146 53-061-1007 3659 Marysville 7th 48.05 -122.17 48.05 -122.17
147 53-063-0021 54603 Augusta 1 SRCAA 47.67 -117.36 47.67 -117.36
148 56-021-0100 50045 WDEQ-AQD Cheyenne NCore 41.18 -104.78 41.18 -104.78

149 rows × 7 columns

We’ve achieved our goal—we matched AQS sites with PurpleAir sensors. Barkjohn’s paper mentions that they found 42 candidate matches in August of 2018. We ran this analysis using 2021 data, and we have 149 candidate matches. Perhaps in the years between 2018 and 2021 many more AQS or PurpleAir sensors were installed. In either case, this part of the analysis provides a taste of the types of wrangling we’ll use again in the rest of this chapter. In the next section, we’ll wrangle, explore, and clean sensor data from an AQS site.


1

This estimation works by assuming that the Earth is perfectly spherical.

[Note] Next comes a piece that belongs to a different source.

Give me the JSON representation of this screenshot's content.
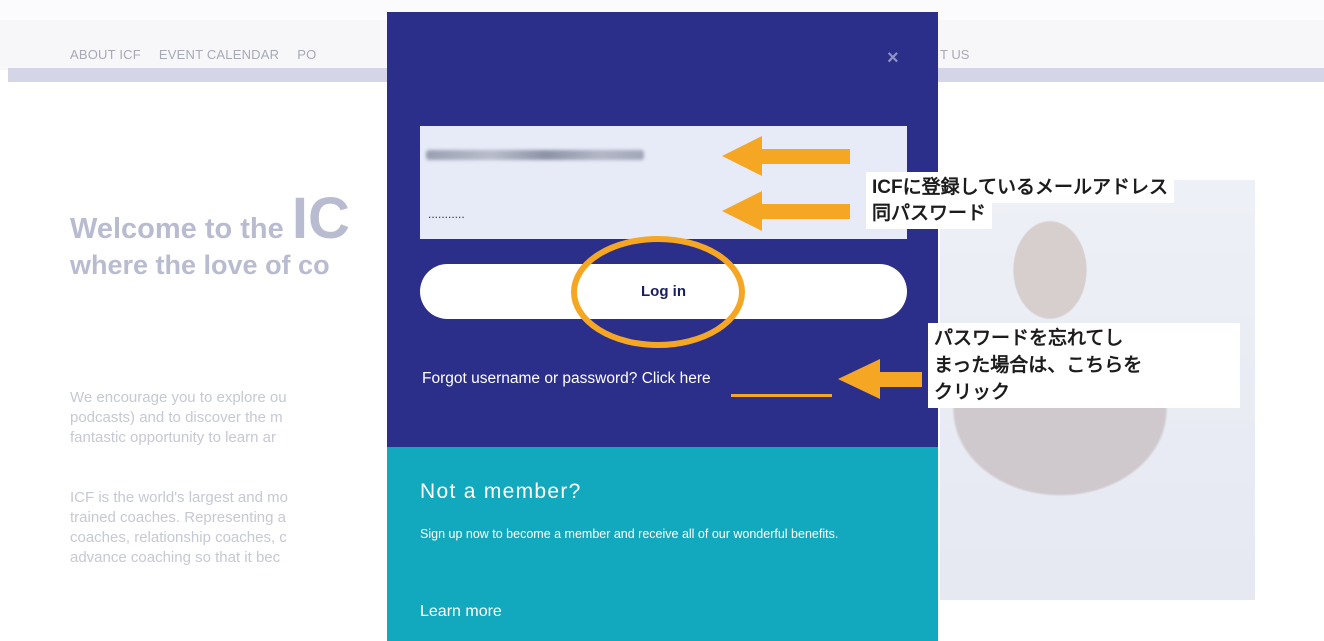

Then, one degree of latitude is \( \frac{\pi}{180} \cdot r \), where \( r \) is the radius of the Earth in meters. Plugging in the average radius of the Earth gives 111,111 meters per degree of latitude. Longitude is the same, but the radius of each “ring” around the Earth decreases as we get closer to the poles, so we adjust by a factor of \( \cos(\text{lat}) \) . It turns out that the Earth isn’t perfectly spherical, so these estimations can’t be used for precise calculations, like landing a rocket. But for our purposes they do just fine.